For Ali, it meant taking her family away from the only home they’ve ever known.
“While the flood was trying to destroy things, we were trying to save ourselves,” she said.
Buba Mobe, 25, navigated his cart cautiously. The water was waist height when the children left Tabawa and was getting higher and higher. Stretches of low-lying road deepened water in some pockets. More than 4 kilometers after Mobe passed them, the cows came to their deepest point yet.
The cart tumbled and overturned, sending the children onto the road and into the floodwaters.
They struggled to keep their heads above water. Mobe tried to save those closest to him by lifting Husseina first and dropping her into a shallower area. He hurried back to fetch the others, but they had disappeared under the water. He searched frantically but couldn’t see any movement in the water to track them.
Mobe feared the worst: four of the five children his sister had entrusted to him had disappeared. Still, he hurried to find other villagers to aid in his quest. By the time he returned with help, it was too late.
“When we found their bodies, they were already swollen,” Buba said.
Finally, Ali and her other children arrived on the scene. Husseina ran away and clung to her mother. Ali was in shock and everyone burst into tears.
“I went to the dead bodies and touched their heads,” Ali recalls. “I rubbed their heads and thanked God for His mercy.”
She never imagined that the children in the cart would be in more danger than those walking on the road. But she took it as God’s will. “I couldn’t do anything,” she said.
The villagers carried the bodies of Hassana, Hauwa, Amina and Gambo back to Tabawa.

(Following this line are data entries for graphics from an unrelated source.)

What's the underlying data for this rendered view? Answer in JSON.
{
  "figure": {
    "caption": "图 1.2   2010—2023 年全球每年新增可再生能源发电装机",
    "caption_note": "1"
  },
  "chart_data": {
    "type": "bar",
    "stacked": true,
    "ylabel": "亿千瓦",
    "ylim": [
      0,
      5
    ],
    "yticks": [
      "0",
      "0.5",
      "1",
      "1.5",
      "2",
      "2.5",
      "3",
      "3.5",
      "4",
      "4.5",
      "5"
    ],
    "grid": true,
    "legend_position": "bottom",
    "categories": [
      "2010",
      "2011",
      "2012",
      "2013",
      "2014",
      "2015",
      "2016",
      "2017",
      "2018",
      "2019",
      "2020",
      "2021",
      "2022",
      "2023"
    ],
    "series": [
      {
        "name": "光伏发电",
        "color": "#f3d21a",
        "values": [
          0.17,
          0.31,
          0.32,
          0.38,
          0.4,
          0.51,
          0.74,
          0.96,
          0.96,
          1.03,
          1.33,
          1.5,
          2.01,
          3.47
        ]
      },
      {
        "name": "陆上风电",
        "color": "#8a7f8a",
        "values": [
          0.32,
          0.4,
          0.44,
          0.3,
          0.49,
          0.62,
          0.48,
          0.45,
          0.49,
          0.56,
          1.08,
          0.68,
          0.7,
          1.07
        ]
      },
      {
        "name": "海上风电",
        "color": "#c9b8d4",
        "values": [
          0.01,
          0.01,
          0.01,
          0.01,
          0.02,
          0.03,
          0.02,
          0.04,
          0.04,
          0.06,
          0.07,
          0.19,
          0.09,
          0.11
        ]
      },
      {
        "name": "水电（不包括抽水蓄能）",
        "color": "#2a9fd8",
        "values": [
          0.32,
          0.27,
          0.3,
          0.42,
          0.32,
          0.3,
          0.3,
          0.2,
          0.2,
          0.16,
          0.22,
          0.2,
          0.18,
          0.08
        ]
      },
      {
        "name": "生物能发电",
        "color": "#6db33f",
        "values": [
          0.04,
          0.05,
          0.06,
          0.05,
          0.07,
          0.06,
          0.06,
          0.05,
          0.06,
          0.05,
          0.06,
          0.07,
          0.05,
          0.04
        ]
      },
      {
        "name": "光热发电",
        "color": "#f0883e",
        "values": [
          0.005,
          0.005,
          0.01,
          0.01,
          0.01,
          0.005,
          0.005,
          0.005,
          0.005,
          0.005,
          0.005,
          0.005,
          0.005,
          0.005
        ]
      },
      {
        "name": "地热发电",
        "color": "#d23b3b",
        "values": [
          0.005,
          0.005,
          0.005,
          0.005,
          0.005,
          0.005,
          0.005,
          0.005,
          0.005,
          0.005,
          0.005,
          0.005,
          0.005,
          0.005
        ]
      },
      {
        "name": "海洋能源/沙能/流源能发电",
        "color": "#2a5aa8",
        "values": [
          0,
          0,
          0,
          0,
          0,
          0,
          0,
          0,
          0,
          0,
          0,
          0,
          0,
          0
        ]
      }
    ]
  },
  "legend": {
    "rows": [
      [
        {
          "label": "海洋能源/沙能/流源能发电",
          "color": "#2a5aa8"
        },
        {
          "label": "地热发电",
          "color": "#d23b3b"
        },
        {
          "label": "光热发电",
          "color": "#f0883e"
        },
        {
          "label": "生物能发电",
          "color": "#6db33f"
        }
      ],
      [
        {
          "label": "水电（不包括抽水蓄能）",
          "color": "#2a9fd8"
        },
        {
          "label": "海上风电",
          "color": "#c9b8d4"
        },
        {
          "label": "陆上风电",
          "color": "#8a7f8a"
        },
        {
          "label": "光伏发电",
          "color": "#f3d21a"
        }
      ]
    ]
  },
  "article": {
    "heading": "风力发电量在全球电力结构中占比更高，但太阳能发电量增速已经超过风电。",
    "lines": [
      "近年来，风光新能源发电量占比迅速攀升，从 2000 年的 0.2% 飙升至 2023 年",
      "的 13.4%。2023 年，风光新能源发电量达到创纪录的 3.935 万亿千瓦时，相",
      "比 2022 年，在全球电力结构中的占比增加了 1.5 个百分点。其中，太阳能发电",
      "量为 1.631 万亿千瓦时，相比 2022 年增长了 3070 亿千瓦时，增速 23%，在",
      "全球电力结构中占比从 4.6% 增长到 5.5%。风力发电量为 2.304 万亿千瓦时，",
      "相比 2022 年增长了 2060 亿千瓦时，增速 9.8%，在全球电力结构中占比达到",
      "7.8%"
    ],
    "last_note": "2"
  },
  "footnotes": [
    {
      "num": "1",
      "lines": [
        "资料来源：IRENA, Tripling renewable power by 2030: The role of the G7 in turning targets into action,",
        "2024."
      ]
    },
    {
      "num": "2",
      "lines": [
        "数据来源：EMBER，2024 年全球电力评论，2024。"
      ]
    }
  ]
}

The funeral was solemn and speedy. Dozens of villagers gathered on the farmland where the children’s bodies were buried in small graves. Days of praying in the mosque followed.
In the weeks following her children’s deaths, Ali was unable to visit their graves, per the rules of the village’s 40-day mourning period.
“I try to remember them, especially at night, but there’s not much left of them,” she said, as their clothes and most of their belongings had also been taken by floods.
The family’s hut has been destroyed, so they no longer live in Tabawa, where the children are buried. Their new home is in Darayami village, 11 kilometers away. Like many families scattered across new lands in search of better living conditions, Ali and her relatives have no connection to this place – it’s just where they could find space to start over. They hope to return to Tabawa someday, but for now their focus is on survival.
Ali’s husband suffers from hypertension; he cannot stand for a long time and his body is shaking. He can’t work and Ali thinks his health has deteriorated since the death of his children.
The lives of their six surviving children are also forever changed. Husseina and her twin brother were once the life of their home. Without Hassana, she spends her days in a gloomy mood, with no desire to play. Nights can be harder as she tries to sleep alone.
Husseina usually only has her brothers at home: 6-year-old Muhammad and 3-year-old Umaru. The family’s three eldest children still live at home, but spend much of their days working in the fields and farmlands, for a daily wage of $2 or less.
The eldest sister, a 17-year-old who once taught her younger siblings their Islamic lessons, is divorced and back home after a short-lived marriage to a man she barely knew. Still, Ali hopes her 15-year-old daughter will get married soon – there are too many mouths to feed, and getting married early is an accepted part of their religion and culture.
The family’s new cabin is barely furnished. The children play barefoot on thick brown earth. The elderly pick the leftovers from the farms where they work so that the family can make ends meet.
“No food, no shelter, no place even to get a good night’s sleep,” Ali said.
But she clings to her faith. She holds Husseina tightly against her belly. “It’s all God’s plan,” Ali tells her as they begin to cry again.